New Delhi: Senior Congress leader Shashi Tharoor on Friday slammed the BJP-led government over NCERT dropping references to India’s first education minister Maulana Abul Kalam Azad in the new Class XI political science textbook.

While Maulana Azad figured among prominent individuals, who chaired important constituent assembly committee meetings, the revised version states that these were usually chaired by Jawaharlal Nehru, Rajendra Prasad or Sardar Patel.

“What a disgrace.

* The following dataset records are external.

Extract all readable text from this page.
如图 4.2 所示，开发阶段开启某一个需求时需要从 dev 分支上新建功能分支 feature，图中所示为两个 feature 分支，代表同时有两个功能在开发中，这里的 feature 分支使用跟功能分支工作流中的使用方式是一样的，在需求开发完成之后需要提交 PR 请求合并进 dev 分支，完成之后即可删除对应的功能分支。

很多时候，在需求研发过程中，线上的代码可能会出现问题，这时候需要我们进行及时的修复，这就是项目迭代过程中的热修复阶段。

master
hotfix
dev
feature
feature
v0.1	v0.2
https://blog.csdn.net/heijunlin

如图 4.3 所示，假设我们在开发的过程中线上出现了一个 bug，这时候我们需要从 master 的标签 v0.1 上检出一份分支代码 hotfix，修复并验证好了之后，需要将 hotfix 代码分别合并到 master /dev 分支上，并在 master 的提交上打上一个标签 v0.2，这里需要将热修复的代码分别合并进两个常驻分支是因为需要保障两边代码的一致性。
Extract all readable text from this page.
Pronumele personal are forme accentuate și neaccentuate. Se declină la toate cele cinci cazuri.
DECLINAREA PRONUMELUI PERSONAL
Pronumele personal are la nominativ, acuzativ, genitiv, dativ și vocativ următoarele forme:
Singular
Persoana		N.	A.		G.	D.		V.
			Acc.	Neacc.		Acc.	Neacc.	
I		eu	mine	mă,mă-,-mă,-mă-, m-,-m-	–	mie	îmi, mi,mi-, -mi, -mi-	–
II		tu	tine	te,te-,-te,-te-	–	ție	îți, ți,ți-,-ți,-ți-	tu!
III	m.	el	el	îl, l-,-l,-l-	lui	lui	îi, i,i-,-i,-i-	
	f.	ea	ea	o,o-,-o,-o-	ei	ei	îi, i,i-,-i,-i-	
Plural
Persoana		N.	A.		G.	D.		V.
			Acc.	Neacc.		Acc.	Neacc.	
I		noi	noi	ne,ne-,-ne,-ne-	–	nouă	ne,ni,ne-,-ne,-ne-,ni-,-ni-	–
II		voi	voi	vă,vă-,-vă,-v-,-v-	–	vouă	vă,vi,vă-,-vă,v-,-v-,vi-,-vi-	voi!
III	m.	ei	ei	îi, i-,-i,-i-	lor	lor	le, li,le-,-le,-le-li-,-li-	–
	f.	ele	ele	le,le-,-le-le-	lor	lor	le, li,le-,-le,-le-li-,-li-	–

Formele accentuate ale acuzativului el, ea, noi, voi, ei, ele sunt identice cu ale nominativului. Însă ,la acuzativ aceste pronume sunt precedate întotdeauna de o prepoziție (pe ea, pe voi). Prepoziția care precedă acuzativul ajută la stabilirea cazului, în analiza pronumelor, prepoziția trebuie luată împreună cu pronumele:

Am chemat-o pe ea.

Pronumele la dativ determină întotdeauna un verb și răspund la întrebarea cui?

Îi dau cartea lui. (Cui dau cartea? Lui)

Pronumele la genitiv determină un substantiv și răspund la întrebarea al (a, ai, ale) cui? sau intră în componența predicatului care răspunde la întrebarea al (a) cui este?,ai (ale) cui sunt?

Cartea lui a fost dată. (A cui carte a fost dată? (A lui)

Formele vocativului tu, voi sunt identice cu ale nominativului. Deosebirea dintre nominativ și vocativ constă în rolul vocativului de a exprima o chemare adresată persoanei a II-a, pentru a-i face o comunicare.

I have no objection to adding neglected figures to the historical narrative, but deleting people, especially for the wrong reasons, is unworthy of our diverse democracy and its storied history,” the former minister tweeted.

Besides, a reference to Jammu and Kashmir’s conditional accession has also been deleted from the textbook, The Hindu reported.

In the revised edition’s 10th chapter, titled ‘The Philosophy of the Constitution’, a paragraph explaining that Jammu and Kashmir’s accession to India was based on a pledge to uphold its autonomy under Article 370 of the Constitution has been removed, it added.

As part of its “syllabus rationalisation” exercise last year, the NCERT, citing “overlapping” and “irrelevant” as reasons, dropped certain portions from the course including lessons on Gujarat riots, Mughal courts, Emergency, Cold War, Naxalite movement, among others from its textbooks.

The rationalisation note, however, did not mention any changes in Class XI political science textbook.

“Certain changes not finding mention of in the rationalised content book could be an ‘oversight’,” NCERT Director Dinesh Saklani had reiterated.

Notably, the Ministry of Minority Affairs discontinued the Maulana Azad Fellowship, which provided financial assistance for five years to students from six notified minorities, last year.